Concept

Email

Summary
Electronic mail (email or e-mail) is a method of transmitting and receiving messages using electronic devices. It was conceived in the late–20th century as the digital version of, or counterpart to, mail (hence e- + mail). Email is a ubiquitous and very widely used communication medium; in current use, an email address is often treated as a basic and necessary part of many processes in business, commerce, government, education, entertainment, and other spheres of daily life in most countries. Email operates across computer networks, primarily the Internet, and also local area networks. Today's email systems are based on a store-and-forward model. Email servers accept, forward, deliver, and store messages.
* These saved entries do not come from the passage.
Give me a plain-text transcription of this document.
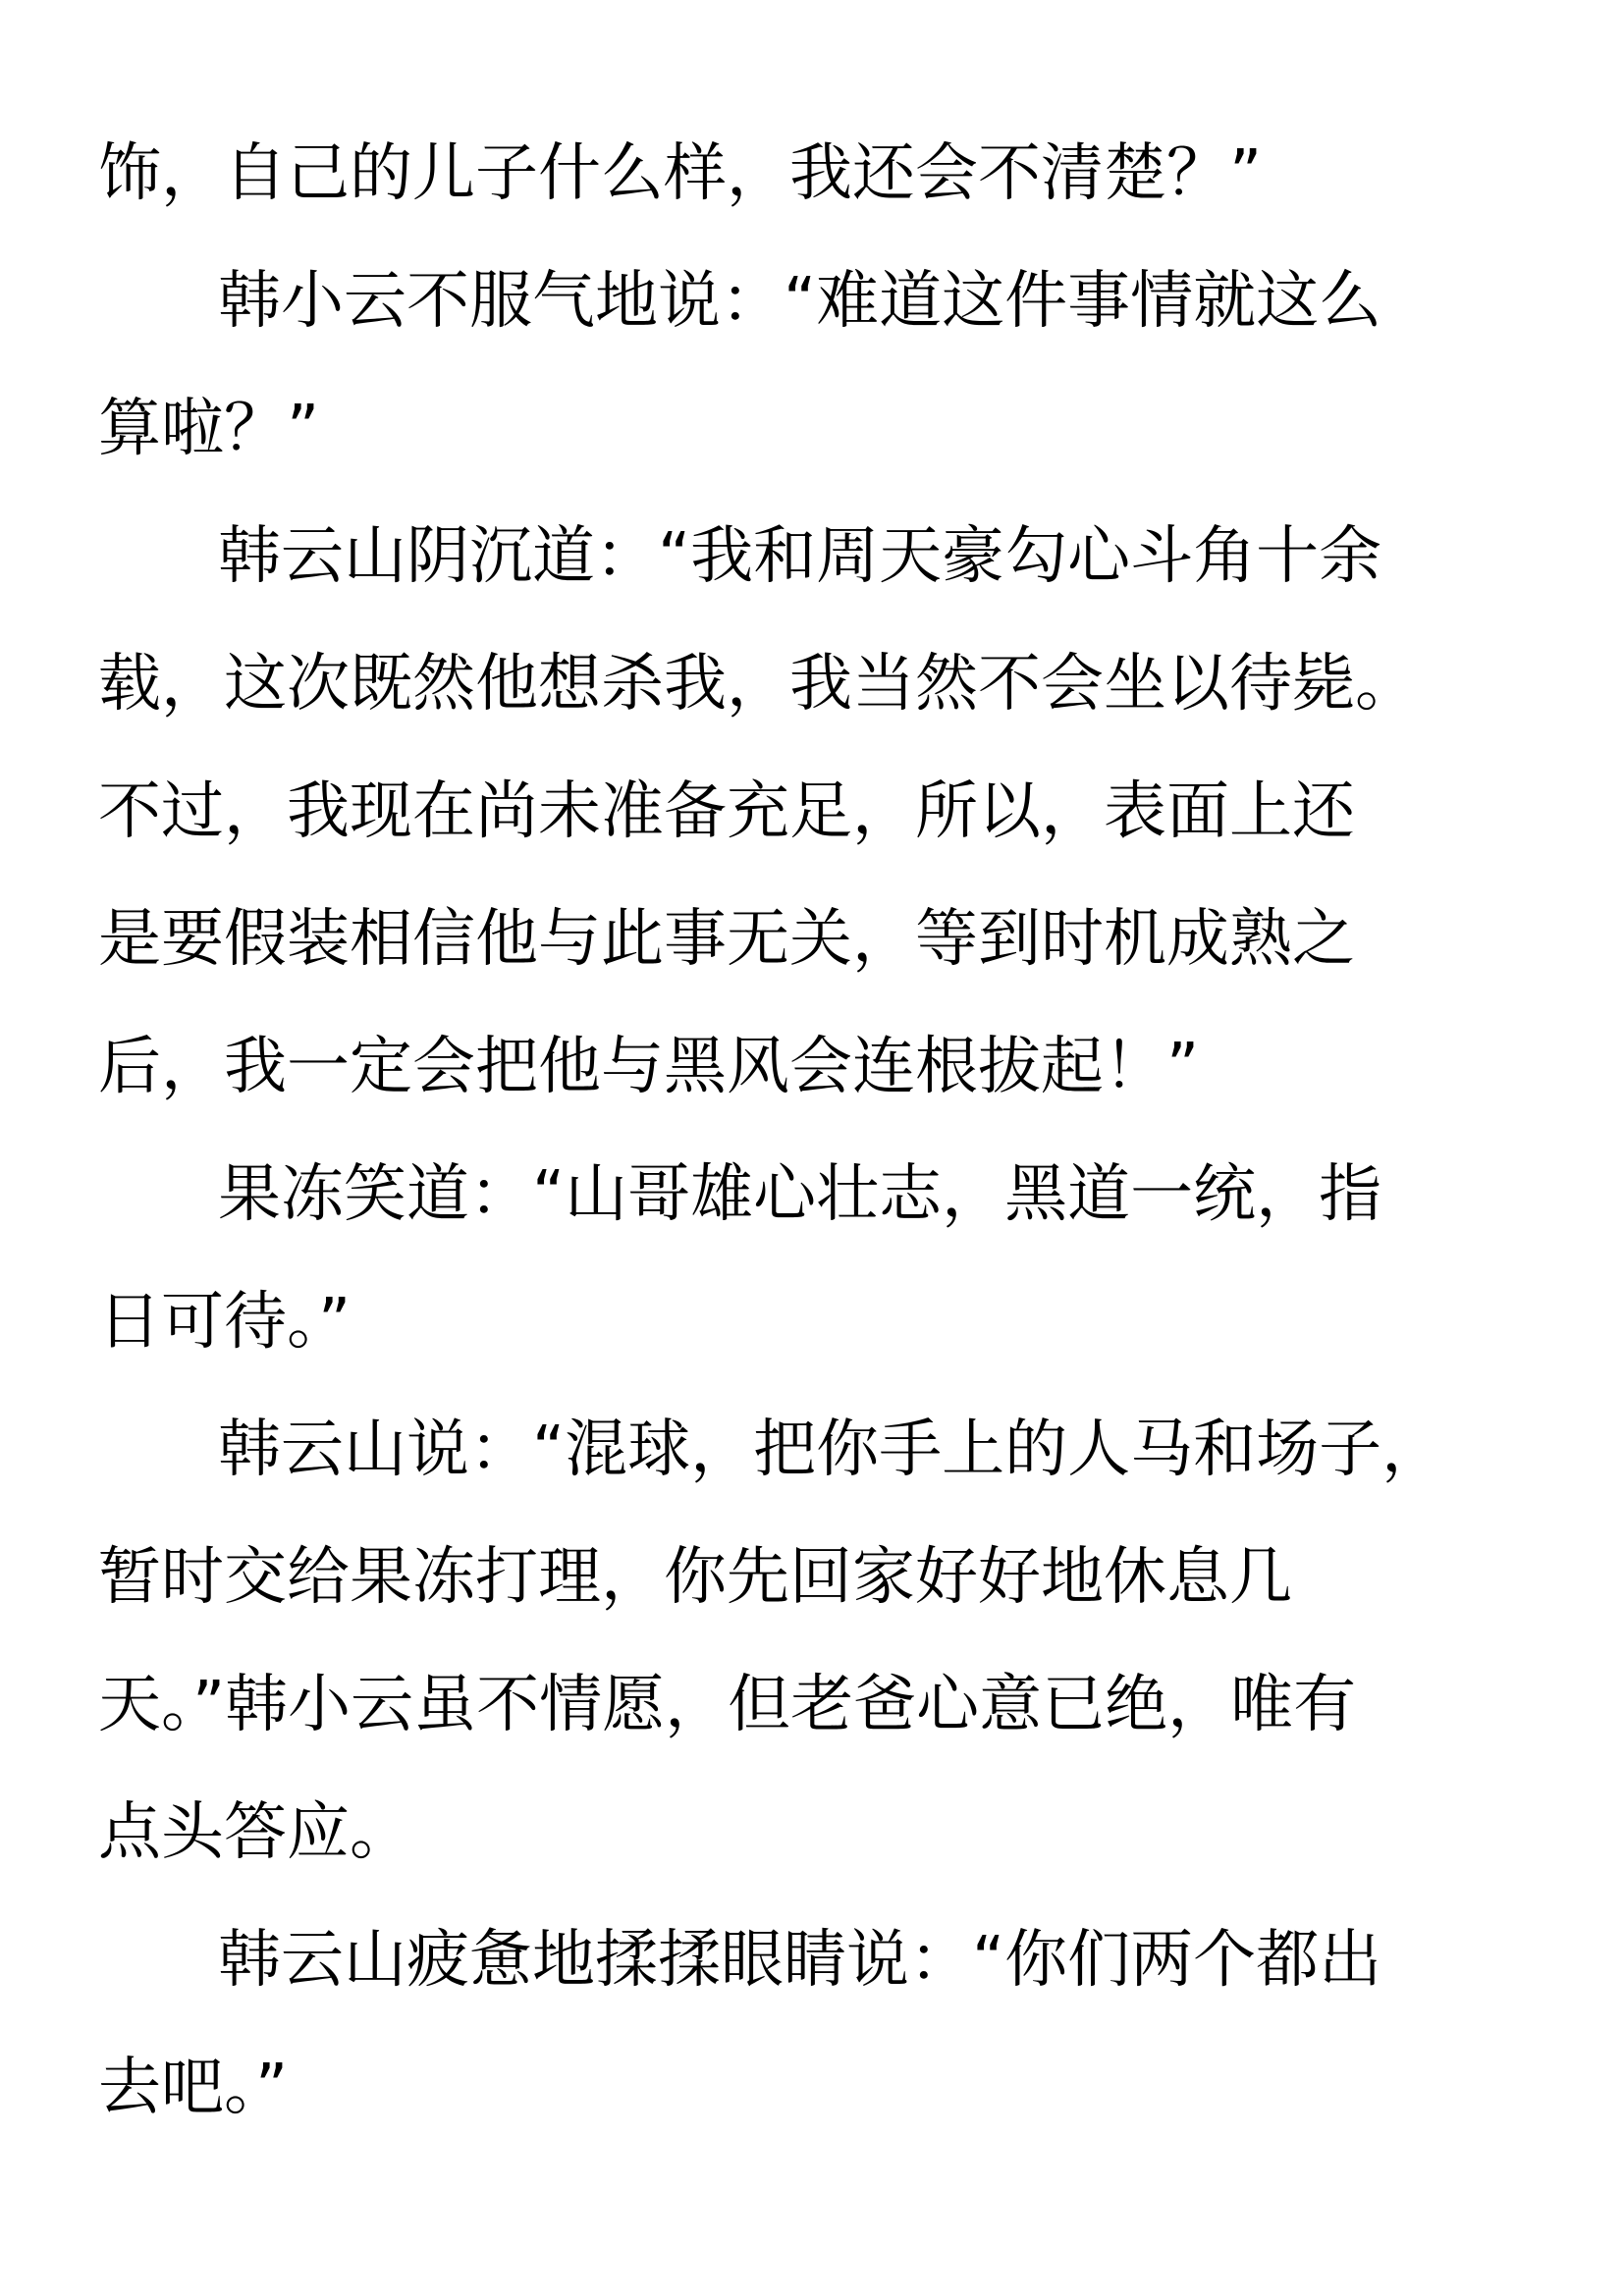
饰，自己的儿子什么样，我还会不清楚？”
韩小云不服气地说：“难道这件事情就这么
算啦？”
韩云山阴沉道：“我和周天豪勾心斗角十余
载，这次既然他想杀我，我当然不会坐以待毙。
不过，我现在尚未准备充足，所以，表面上还
是要假装相信他与此事无关，等到时机成熟之
后，我一定会把他与黑风会连根拔起！”
果冻笑道：“山哥雄心壮志，黑道一统，指
日可待。”
韩云山说：“混球，把你手上的人马和场子，
暂时交给果冻打理，你先回家好好地休息几
天。”韩小云虽不情愿，但老爸心意已绝，唯有
点头答应。
韩云山疲惫地揉揉眼睛说：“你们两个都出
去吧。”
Neither the users nor their computers are required to be online simultaneously; they need to connect, typically to a mail server or a webmail interface to send or receive messages or download it. Originally an ASCII text-only communications medium, Internet email was extended by Multipurpose Internet Mail Extensions (MIME) to carry text in other character sets and multimedia content attachments. International email, with internationalized email addresses using UTF-8, is standardized but not widely adopted. The term electronic mail has been in use with its modern meaning since 1975, and variations of the shorter E-mail have been in use since 1979: email is now the common form, and recommended by style guides. It is the form required by IETF Requests for Comments (RFC) and working groups. This spelling also appears in most dictionaries. e-mail is the form favored in edited published American English and British English writing as reflected in the Corpus of Contemporary American English data, but is falling out of favor in some style guides. E-mail is sometimes used. The original usage in June 1979 occurred in the journal Electronics in reference to the United States Postal Service initiative called E-COM, which was developed in the late 1970s and operated in the early 1980s. Email is also used.